The Taskforce on Nature-related Financial Disclosures (TNFD) has released a beta version of its framework designed to measure and disclose nature-related risks at public companies.
‘Building an improved understanding of nature and nature-related risks and opportunities is a critical enabler of better corporate strategy, better capital allocation decisions, better governance and better risk-management and disclosure practices,’ says David Craig, co-chair of TNFD, in a statement. ‘With climate change and nature-related impacts and risks increasing, it is essential companies incorporate natural assets into their strategic planning and risk management if they are going to succeed.’
TNFD says half of the world’s GDP is ‘moderately or highly dependent on nature’ and that ‘institutions and businesses can no longer afford to overlook nature in strategy, risk management and capital allocation decision-making’.
It adds that the framework is not just about risks but also the opportunities that could contribute to nature-positive outcomes.

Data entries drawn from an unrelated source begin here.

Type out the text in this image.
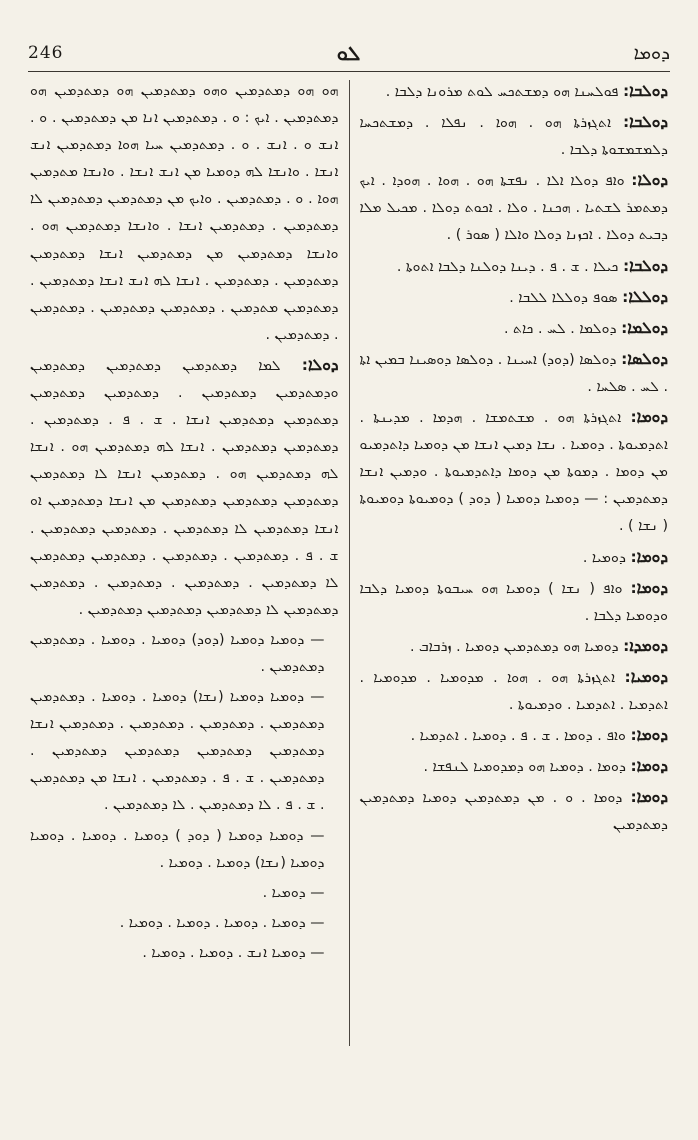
246	ܠܘ	ܕܘܡܐ
ܕܘܠܒܐ: ܦܘܠܚܢܐ ܗܘ ܕܡܫܬܟܚ ܠܘܬ ܡܪܘܢܐ ܕܠܒܐ .
ܕܘܠܒܐ: ܐܬܓܙܪܬܐ ܗܘ . ܗܘܐ . ܢܦܠܐ . ܕܡܫܬܟܚܐ ܕܠܡܫܡܫܘܬܐ ܕܠܒܐ .
ܕܘܠܐ: ܘܐܦ ܕܘܠܐ ܐܠܐ . ܢܦܫܬܐ ܗܘ . ܗܘܐ . ܗܘܕܐ . ܐܝܟ ܕܡܬܡܪ ܠܫܬܝܐ . ܗܟܢܐ . ܘܠܐ . ܐܟܘܬ ܕܘܠܐ . ܡܟܝܠ ܡܠܐ ܕܒܝܬ ܕܘܠܐ . ܐܟܙܢܐ ܕܘܠܐ ܘܐܠܐ ( ܣܘܪ ) .
ܕܘܠܒܐ: ܟܝܠܐ . ܫ . ܦ . ܕܝܢܐ ܕܘܠܢܐ ܕܠܒܐ ܐܬܘܬܐ .
ܕܘܠܠܐ: ܣܘܦ ܕܘܠܠܐ ܠܠܒܐ .
ܕܘܠܡܐ: ܕܘܠܡܐ . ܠܚ . ܟܐܬ .
ܕܘܠܣܐ: ܕܘܠܣܐ (ܕܘܕ) ܐܚܝܢܐ . ܕܘܠܣܐ ܕܘܣܝܢܐ ܒܡܝܢ ܐܬܐ . ܠܚ . ܣܠܚܐ .
ܕܘܡܐ: ܐܬܓܙܪܬܐ ܗܘ . ܡܫܬܡܫܐ . ܗܕܡܐ . ܡܕܝܢܬܐ . ܐܬܕܡܝܘܬܐ . ܕܘܡܝܐ . ܢܫܐ ܕܡܝܢ ܐܢܫܐ ܡܢ ܕܘܡܝܐ ܕܐܬܕܡܝܘ ܡܢ ܕܘܡܐ . ܕܡܘܬܐ ܡܢ ܕܘܡܐ ܕܐܬܕܡܝܘܬܐ . ܘܕܡܝܢ ܐܢܫܐ ܕܡܬܕܡܝܢ : — ܕܘܡܝܐ ܕܘܡܝܐ ( ܕܘܕ ) ܕܘܡܝܘܬܐ ܕܘܡܝܘܬܐ ( ܢܫܐ ) .
ܕܘܡܐ: ܕܘܡܝܐ .
ܕܘܡܐ: ܘܐܦ ( ܢܫܐ ) ܕܘܡܝܐ ܗܘ ܚܝܒܘܬܐ ܕܘܡܝܐ ܕܠܒܐ ܘܕܘܡܝܐ ܕܠܒܐ .
ܕܘܡܕܐ: ܕܘܡܝܐ ܗܘ ܕܡܬܕܡܝܢ ܕܘܡܝܐ . ܙܪܒܐܒ .
ܕܘܡܝܐ: ܐܬܓܙܪܬܐ ܗܘ . ܗܘܐ . ܡܕܘܡܝܐ . ܡܕܘܡܝܐ . ܐܬܕܡܝܐ . ܐܬܕܡܝܐ . ܘܕܡܝܘܬܐ .
ܕܘܡܐ: ܘܐܦ . ܕܘܡܐ . ܫ . ܦ . ܕܘܡܝܐ . ܐܬܕܡܝܐ .
ܕܘܡܐ: ܕܘܡܐ . ܕܘܡܝܐ ܗܘ ܕܡܕܘܡܝܐ ܠܢܦܫܐ .
ܕܘܡܐ: ܕܘܡܐ . ܘ . ܡܢ ܕܡܬܕܡܝܢ ܕܘܡܝܐ ܕܡܬܕܡܝܢ ܕܡܬܕܡܝܢ
ܗܘ ܗܘ ܕܡܬܕܡܝܢ ܘܗܘ ܕܡܬܕܡܝܢ ܗܘ ܕܡܬܕܡܝܢ ܗܘ ܕܡܬܕܡܝܢ . ܐܝܟ : ܘ . ܕܡܬܕܡܝܢ ܐܢܐ ܡܢ ܕܡܬܕܡܝܢ . ܘ . ܐܢܫ ܘ . ܐܢܫ . ܘ . ܕܡܬܕܡܝܢ ܚܝܐ ܗܘܐ ܕܡܬܕܡܝܢ ܐܢܫ ܐܢܫܐ . ܘܐܢܫܐ ܠܗ ܕܘܡܝܐ ܡܢ ܐܢܫ ܐܢܫܐ . ܘܐܢܫܐ ܡܬܕܡܝܢ ܗܘܐ . ܘ . ܕܡܬܕܡܝܢ . ܘܐܝܟ ܡܢ ܕܡܬܕܡܝܢ ܕܡܬܕܡܝܢ ܠܐ ܕܡܬܕܡܝܢ . ܕܡܬܕܡܝܢ ܐܢܫܐ . ܘܐܢܫܐ ܕܡܬܕܡܝܢ ܗܘ . ܘܐܢܫܐ ܕܡܬܕܡܝܢ ܡܢ ܕܡܬܕܡܝܢ ܐܢܫܐ ܕܡܬܕܡܝܢ ܕܡܬܕܡܝܢ . ܕܡܬܕܡܝܢ . ܐܢܫܐ ܠܗ ܐܢܫ ܐܢܫܐ ܕܡܬܕܡܝܢ . ܕܡܬܕܡܝܢ ܡܬܕܡܝܢ . ܕܡܬܕܡܝܢ ܕܡܬܕܡܝܢ . ܕܡܬܕܡܝܢ . ܕܡܬܕܡܝܢ .
ܕܘܠܐ: ܠܡܐ ܕܡܬܕܡܝܢ ܕܡܬܕܡܝܢ ܕܡܬܕܡܝܢ ܘܕܡܬܕܡܝܢ ܕܡܬܕܡܝܢ . ܕܡܬܕܡܝܢ ܕܡܬܕܡܝܢ ܕܡܬܕܡܝܢ ܕܡܬܕܡܝܢ ܐܢܫܐ . ܫ . ܦ . ܕܡܬܕܡܝܢ . ܕܡܬܕܡܝܢ ܕܡܬܕܡܝܢ . ܐܢܫܐ ܠܗ ܕܡܬܕܡܝܢ ܗܘ . ܐܢܫܐ ܠܗ ܕܡܬܕܡܝܢ ܗܘ . ܕܡܬܕܡܝܢ ܐܢܫܐ ܠܐ ܕܡܬܕܡܝܢ ܕܡܬܕܡܝܢ ܕܡܬܕܡܝܢ ܕܡܬܕܡܝܢ ܡܢ ܐܢܫܐ ܕܡܬܕܡܝܢ ܐܘ ܐܢܫܐ ܕܡܬܕܡܝܢ ܠܐ ܕܡܬܕܡܝܢ . ܕܡܬܕܡܝܢ ܕܡܬܕܡܝܢ . ܫ . ܦ . ܕܡܬܕܡܝܢ . ܕܡܬܕܡܝܢ . ܕܡܬܕܡܝܢ ܕܡܬܕܡܝܢ ܠܐ ܕܡܬܕܡܝܢ . ܕܡܬܕܡܝܢ . ܕܡܬܕܡܝܢ . ܕܡܬܕܡܝܢ ܕܡܬܕܡܝܢ ܠܐ ܕܡܬܕܡܝܢ ܕܡܬܕܡܝܢ ܕܡܬܕܡܝܢ .
— ܕܘܡܝܐ ܕܘܡܝܐ (ܕܘܕ) ܕܘܡܝܐ . ܕܘܡܝܐ . ܕܡܬܕܡܝܢ ܕܡܬܕܡܝܢ .
— ܕܘܡܝܐ ܕܘܡܝܐ (ܢܫܐ) ܕܘܡܝܐ . ܕܘܡܝܐ . ܕܡܬܕܡܝܢ ܕܡܬܕܡܝܢ . ܕܡܬܕܡܝܢ . ܕܡܬܕܡܝܢ . ܕܡܬܕܡܝܢ ܐܢܫܐ ܕܡܬܕܡܝܢ ܕܡܬܕܡܝܢ ܕܡܬܕܡܝܢ ܕܡܬܕܡܝܢ . ܕܡܬܕܡܝܢ . ܫ . ܦ . ܕܡܬܕܡܝܢ . ܐܢܫܐ ܡܢ ܕܡܬܕܡܝܢ . ܫ . ܦ . ܠܐ ܕܡܬܕܡܝܢ . ܠܐ ܕܡܬܕܡܝܢ .
— ܕܘܡܝܐ ܕܘܡܝܐ ( ܕܘܕ ) ܕܘܡܝܐ . ܕܘܡܝܐ . ܕܘܡܝܐ ܕܘܡܝܐ (ܢܫܐ) ܕܘܡܝܐ . ܕܘܡܝܐ .
— ܕܘܡܝܐ .
— ܕܘܡܝܐ . ܕܘܡܝܐ . ܕܘܡܝܐ . ܕܘܡܝܐ .
— ܕܘܡܝܐ ܐܢܫ . ܕܘܡܝܐ . ܕܘܡܝܐ .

In what it says is an acknowledgement of the ‘interlinkages between climate change and nature loss’, TNFD’s prototype recommendations build on work done by the TCFD, adopting the same four pillars and aligning high-level disclosure recommendations as much as possible. TNFD notes that the market is looking for a consistent approach to sustainability reporting and hopes this alignment will speed up adoption.
The framework is also designed ‘for future alignment’ with the global standards being developed by the International Sustainability Standards Board.

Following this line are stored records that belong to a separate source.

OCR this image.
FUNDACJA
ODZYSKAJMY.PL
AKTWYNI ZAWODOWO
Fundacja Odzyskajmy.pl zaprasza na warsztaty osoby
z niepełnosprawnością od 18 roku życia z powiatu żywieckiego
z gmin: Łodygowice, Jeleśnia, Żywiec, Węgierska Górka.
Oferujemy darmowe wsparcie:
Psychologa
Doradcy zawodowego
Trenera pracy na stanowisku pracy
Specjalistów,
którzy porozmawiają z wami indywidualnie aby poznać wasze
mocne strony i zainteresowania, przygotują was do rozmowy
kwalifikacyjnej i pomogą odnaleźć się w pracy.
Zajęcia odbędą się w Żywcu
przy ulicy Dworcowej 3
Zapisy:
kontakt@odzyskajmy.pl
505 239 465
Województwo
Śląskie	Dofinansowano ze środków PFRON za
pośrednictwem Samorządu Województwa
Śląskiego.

The beta framework is made up of three components:
- Foundational guidance, including key concepts and definitions
- Disclosure recommendations aligned to the TCFD
- ‘How to’ guidance for nature-related risk and opportunity analysis.
TNFD has published the beta version of the framework for consultation, saying it wants market participants to ‘support the development of the framework through an iterative process’ that will lead to the release of its full recommendations in Q3 2023.
The framework has been designed by the TNFD taskforce members, comprising 34 individuals from financial institutions, businesses and market service providers with assets under management of $18.3 tn and operations in more than 180 countries.
Last year, Norges Bank Investment Management – the world’s largest sovereign wealth fund that holds, on average, 1.3 percent of all of the world’s listed companies – published an expectation paper on biodiversity reporting for its investee companies.